Always use HTTPS for API key authentication:

# Verify HTTPS is enabled in production
curl -k https://your-domain.com/api/v1/simulations \
  -H "X-API-Key: your-key"

# Bad practice - HTTP exposes keys in plain text!
curl http://your-domain.com/api/v1/simulations \
  -H "X-API-Key: your-key"

Security Roadmap

v2.22.0 ✅

  • API key foundation with stateless Spring Security
  • Public/protected endpoint separation
  • Configuration management
  • 20 new security tests

v2.23.0 (Planned)

  • Rate limiting per API key
  • Key rotation and expiration
  • Audit logging for authentication events

v3.0.0 (Planned)

  • JWT tokens with claims
  • Role-based access control (RBAC)
  • OAuth 2.0 support
  • API key retirement

Known Limitations

  • No API key expiration or rotation tracking
  • No per-key rate limiting (coming in v2.23.0)
  • No audit logs for authentication events
  • No key versioning or revocation history
  • Single key namespace (no scoped keys like "read-only" or "simulations-only")

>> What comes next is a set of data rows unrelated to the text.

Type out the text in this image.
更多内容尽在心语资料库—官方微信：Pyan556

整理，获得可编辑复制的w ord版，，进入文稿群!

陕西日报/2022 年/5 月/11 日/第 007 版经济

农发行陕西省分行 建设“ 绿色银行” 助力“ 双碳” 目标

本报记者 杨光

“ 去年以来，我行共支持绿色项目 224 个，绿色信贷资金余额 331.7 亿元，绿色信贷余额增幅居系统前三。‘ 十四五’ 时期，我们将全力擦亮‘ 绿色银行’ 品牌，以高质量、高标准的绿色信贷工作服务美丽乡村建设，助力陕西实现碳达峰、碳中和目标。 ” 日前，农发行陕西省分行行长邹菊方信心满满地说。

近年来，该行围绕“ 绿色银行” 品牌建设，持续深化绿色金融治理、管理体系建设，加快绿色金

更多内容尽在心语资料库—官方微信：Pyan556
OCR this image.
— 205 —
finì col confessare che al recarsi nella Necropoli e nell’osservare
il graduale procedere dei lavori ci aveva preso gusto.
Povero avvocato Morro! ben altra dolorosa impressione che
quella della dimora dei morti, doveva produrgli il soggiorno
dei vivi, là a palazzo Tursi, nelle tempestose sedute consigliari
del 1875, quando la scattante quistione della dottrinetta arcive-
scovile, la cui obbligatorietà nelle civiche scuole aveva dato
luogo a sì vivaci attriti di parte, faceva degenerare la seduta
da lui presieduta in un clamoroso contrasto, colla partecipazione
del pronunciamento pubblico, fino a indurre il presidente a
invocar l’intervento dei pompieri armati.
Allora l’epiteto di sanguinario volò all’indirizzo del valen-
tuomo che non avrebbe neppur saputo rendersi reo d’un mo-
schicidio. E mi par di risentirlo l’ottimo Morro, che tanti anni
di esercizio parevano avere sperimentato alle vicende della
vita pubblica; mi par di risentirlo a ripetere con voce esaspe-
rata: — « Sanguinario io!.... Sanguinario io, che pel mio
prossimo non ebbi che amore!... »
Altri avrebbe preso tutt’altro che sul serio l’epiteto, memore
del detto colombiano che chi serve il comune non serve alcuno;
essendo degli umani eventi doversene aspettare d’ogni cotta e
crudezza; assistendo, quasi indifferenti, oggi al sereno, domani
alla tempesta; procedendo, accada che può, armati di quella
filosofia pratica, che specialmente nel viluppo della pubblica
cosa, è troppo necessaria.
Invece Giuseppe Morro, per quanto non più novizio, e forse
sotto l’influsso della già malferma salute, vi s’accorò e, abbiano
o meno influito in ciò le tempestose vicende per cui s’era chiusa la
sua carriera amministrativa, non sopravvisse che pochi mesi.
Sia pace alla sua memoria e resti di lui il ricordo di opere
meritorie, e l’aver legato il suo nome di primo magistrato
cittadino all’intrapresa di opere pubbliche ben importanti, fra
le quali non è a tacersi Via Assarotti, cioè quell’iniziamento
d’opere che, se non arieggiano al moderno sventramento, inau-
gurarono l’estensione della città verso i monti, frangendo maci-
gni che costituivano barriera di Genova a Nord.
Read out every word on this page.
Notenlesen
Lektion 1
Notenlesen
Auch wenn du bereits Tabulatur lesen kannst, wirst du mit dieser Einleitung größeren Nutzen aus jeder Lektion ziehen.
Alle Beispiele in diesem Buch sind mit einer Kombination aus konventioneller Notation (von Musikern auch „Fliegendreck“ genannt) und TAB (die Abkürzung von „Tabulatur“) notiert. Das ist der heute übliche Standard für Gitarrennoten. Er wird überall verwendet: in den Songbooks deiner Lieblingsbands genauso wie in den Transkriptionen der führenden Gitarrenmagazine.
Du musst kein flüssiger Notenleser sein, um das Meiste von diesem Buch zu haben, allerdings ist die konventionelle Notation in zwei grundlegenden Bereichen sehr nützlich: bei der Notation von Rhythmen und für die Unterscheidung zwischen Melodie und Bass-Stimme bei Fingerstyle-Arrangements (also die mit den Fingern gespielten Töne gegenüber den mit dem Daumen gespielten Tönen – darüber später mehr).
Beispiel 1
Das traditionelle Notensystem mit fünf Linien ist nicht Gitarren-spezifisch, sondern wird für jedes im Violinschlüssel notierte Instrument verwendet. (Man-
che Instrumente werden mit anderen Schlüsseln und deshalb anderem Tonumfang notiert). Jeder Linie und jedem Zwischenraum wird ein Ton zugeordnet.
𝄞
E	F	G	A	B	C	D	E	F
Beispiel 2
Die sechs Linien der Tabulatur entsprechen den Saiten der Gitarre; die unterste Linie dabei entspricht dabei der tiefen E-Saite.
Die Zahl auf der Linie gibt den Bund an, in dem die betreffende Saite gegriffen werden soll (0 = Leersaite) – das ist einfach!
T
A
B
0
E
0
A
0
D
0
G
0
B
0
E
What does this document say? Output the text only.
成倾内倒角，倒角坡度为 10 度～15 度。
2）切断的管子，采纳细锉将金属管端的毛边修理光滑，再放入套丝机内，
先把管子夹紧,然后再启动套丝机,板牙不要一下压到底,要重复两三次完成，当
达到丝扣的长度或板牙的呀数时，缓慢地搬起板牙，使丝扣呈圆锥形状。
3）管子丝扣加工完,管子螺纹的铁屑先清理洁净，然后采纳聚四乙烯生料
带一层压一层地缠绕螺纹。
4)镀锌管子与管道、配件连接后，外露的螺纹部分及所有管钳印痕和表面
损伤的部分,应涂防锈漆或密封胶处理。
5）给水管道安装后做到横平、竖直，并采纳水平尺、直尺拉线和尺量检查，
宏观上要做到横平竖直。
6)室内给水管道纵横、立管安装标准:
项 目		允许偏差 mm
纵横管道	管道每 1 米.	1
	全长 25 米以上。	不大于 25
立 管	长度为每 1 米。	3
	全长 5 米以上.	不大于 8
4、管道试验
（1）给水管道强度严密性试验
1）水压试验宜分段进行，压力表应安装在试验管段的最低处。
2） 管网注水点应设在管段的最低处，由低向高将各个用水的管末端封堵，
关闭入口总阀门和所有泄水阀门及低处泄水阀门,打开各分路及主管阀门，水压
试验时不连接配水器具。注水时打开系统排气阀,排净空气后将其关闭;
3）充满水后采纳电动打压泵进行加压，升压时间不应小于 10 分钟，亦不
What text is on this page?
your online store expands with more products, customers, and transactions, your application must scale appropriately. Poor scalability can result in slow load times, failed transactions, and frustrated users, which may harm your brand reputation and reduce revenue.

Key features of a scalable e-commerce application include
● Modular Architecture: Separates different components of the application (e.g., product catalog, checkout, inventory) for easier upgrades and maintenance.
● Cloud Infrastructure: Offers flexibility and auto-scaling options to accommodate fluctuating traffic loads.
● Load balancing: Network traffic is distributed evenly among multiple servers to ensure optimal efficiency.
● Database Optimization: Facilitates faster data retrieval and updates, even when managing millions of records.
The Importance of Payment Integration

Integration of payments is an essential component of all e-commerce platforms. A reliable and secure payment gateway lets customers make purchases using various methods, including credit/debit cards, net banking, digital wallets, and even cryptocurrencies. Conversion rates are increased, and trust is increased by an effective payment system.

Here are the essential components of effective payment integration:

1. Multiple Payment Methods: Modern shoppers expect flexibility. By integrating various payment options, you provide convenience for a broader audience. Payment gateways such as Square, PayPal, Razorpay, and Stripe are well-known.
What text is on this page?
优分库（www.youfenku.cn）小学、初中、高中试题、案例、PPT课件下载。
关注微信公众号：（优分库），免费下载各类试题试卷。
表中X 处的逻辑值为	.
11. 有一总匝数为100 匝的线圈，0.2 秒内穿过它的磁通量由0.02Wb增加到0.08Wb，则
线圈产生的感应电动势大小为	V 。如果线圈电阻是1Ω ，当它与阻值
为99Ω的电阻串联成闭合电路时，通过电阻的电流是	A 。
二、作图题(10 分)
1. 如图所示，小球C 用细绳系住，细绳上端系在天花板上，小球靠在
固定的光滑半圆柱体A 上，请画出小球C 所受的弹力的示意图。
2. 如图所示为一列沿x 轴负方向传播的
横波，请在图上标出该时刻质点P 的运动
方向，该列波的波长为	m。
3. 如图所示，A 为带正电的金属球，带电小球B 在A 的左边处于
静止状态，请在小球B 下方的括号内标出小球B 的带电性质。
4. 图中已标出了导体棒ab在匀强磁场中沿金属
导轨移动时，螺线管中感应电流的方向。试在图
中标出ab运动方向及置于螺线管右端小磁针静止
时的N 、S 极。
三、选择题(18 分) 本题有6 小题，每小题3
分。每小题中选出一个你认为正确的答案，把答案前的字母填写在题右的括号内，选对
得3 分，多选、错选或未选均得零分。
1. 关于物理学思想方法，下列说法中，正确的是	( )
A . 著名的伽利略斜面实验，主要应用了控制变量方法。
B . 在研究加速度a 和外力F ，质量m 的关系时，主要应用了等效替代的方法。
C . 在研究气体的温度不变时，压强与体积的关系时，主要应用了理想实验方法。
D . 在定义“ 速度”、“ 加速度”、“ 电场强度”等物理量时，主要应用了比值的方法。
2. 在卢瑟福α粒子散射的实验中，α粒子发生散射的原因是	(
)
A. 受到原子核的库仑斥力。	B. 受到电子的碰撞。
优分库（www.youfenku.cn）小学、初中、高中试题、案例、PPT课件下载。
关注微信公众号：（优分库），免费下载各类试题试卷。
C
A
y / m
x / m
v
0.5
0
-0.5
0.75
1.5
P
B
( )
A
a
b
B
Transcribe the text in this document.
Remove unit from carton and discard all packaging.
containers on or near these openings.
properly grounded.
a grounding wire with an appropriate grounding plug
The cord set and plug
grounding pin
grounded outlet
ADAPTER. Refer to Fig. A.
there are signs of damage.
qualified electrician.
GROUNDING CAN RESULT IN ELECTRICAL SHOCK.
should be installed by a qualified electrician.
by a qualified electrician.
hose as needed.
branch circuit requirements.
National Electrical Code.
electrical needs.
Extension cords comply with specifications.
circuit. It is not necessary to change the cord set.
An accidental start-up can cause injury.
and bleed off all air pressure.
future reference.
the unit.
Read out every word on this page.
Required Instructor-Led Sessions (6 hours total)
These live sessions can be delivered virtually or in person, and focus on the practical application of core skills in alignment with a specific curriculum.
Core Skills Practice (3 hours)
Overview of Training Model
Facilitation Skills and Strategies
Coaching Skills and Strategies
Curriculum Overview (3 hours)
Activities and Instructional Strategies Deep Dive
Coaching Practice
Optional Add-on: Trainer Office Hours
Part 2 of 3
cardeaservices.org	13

These limitations will be addressed in future releases.


Upgrade Path

Existing v2.21.0 deployments can upgrade without code changes. API key authentication is optional and disabled by default.

For production deployments, enable authentication:

gecko.api.auth-enabled=true
gecko.api.keys=your-secure-key-here

Then update clients to include the X-API-Key header in all requests.